- A World Vision rescindiu uma oferta de emprego para Aubry McMahon após descobrir que ela estava em um casamento do mesmo sexo.
- A decisão resultou em uma ação judicial por discriminação.
- O Tribunal de Apelações dos Estados Unidos para o Nono Circuito decidiu que a organização estava isenta de leis federais de não discriminação, aplicando a “exceção ministerial”.
- A corte argumentou que representantes de atendimento ao cliente têm um papel central na missão de organizações religiosas.
- A decisão pode influenciar futuras disputas sobre direitos de funcionários em instituições religiosas.
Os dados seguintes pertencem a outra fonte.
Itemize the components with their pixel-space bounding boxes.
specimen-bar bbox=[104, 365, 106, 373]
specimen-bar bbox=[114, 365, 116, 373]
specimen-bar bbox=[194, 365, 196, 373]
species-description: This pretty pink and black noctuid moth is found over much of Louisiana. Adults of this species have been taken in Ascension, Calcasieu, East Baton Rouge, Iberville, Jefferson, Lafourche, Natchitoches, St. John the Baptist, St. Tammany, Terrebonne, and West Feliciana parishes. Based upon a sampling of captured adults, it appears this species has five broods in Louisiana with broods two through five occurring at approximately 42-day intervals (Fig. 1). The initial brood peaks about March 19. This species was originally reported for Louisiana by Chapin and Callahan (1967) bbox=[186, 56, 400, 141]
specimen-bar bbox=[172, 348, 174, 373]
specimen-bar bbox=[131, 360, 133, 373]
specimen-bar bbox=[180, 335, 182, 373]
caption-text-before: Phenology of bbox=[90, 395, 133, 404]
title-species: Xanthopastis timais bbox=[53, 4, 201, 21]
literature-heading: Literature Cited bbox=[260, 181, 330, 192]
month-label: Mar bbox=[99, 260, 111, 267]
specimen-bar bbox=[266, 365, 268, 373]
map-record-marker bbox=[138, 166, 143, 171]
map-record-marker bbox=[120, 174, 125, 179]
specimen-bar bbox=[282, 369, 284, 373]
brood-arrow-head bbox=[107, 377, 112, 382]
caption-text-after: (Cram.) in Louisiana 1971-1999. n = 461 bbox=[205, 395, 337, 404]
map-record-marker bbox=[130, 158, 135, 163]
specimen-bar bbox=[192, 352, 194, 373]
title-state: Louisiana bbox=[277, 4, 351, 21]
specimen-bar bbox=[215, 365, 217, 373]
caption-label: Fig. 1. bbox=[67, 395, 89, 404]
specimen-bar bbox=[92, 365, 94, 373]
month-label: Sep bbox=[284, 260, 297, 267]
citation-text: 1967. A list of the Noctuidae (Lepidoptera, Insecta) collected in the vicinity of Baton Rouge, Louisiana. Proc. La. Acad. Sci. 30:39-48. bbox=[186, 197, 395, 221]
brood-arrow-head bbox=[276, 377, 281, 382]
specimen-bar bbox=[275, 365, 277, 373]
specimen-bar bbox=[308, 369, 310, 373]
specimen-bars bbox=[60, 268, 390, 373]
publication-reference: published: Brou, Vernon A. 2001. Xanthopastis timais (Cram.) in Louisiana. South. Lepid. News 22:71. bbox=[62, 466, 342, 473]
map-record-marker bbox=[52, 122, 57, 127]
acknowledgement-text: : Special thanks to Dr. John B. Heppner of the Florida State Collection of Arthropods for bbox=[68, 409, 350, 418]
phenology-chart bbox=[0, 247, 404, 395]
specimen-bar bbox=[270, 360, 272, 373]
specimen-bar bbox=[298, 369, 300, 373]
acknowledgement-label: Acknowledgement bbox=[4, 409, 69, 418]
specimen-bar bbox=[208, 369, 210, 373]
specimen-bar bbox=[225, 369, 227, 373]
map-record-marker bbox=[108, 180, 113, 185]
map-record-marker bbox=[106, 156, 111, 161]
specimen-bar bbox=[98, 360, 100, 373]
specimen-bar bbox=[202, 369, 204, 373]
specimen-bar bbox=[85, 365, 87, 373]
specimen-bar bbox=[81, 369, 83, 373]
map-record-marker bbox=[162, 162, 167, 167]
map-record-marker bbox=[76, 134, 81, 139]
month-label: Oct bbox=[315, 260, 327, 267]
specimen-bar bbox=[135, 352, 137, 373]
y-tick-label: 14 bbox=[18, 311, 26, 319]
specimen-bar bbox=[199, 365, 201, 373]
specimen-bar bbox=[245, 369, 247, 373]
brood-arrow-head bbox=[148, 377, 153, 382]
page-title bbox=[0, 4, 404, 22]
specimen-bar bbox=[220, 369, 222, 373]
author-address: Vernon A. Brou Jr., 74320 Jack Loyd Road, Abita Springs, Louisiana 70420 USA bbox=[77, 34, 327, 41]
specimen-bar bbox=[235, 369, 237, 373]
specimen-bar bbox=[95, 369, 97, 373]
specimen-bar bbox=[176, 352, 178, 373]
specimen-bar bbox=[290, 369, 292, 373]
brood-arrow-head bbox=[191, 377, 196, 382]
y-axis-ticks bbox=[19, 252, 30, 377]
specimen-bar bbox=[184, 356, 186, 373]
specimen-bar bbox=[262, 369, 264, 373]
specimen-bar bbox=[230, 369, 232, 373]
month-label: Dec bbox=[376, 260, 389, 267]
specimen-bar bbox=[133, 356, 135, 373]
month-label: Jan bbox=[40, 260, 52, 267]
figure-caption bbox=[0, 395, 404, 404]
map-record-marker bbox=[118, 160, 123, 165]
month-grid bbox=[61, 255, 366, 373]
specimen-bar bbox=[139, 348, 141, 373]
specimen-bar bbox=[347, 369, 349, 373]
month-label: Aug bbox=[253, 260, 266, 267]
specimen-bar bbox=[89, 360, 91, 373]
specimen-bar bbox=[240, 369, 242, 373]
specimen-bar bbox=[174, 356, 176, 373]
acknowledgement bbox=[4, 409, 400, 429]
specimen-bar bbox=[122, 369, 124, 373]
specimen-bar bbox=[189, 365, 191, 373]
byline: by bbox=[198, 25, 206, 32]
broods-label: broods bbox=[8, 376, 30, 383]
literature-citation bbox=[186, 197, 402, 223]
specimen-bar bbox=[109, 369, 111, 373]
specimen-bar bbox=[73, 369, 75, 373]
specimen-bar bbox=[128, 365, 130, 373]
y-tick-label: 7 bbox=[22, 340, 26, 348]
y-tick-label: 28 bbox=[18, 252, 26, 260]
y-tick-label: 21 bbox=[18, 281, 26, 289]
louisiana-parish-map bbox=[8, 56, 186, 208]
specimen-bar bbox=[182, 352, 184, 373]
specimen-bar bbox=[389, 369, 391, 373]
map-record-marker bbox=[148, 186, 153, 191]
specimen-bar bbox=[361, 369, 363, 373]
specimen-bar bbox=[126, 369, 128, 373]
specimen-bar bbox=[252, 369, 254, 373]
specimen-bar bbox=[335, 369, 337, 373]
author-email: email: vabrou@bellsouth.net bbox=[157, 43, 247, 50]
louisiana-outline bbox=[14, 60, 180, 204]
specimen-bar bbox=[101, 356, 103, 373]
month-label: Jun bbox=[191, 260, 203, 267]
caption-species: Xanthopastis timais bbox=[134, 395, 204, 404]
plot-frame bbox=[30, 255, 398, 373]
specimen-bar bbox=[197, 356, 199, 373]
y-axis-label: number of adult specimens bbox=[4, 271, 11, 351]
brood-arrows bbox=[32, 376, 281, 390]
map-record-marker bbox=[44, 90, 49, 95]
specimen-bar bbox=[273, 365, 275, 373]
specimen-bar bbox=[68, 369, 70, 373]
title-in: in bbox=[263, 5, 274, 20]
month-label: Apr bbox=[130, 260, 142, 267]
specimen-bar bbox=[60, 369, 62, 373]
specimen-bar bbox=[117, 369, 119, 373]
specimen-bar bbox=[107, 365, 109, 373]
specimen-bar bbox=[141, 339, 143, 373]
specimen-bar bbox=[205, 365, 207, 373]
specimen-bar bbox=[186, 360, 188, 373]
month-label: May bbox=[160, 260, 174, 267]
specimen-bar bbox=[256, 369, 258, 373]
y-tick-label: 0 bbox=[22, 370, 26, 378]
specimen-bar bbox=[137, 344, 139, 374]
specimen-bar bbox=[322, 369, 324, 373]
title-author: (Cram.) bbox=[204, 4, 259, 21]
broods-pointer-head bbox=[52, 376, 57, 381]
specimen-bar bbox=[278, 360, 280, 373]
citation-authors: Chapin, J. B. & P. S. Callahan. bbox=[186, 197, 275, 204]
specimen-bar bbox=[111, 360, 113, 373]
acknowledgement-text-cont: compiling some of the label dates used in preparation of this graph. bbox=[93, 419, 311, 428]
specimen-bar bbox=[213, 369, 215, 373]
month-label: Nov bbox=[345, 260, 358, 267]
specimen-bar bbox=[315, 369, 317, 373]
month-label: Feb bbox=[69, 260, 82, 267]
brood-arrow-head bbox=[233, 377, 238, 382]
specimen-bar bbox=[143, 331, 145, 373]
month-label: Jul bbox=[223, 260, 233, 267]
A World Vision rescindiu uma oferta de emprego para Aubry McMahon após descobrir que ela estava em um casamento do mesmo sexo, resultando em uma ação judicial por discriminação. O Tribunal de Apelações dos EUA para o Nono Circuito decidiu que a organização estava isenta de leis federais de não discriminação, aplicando a “exceção ministerial” ao caso.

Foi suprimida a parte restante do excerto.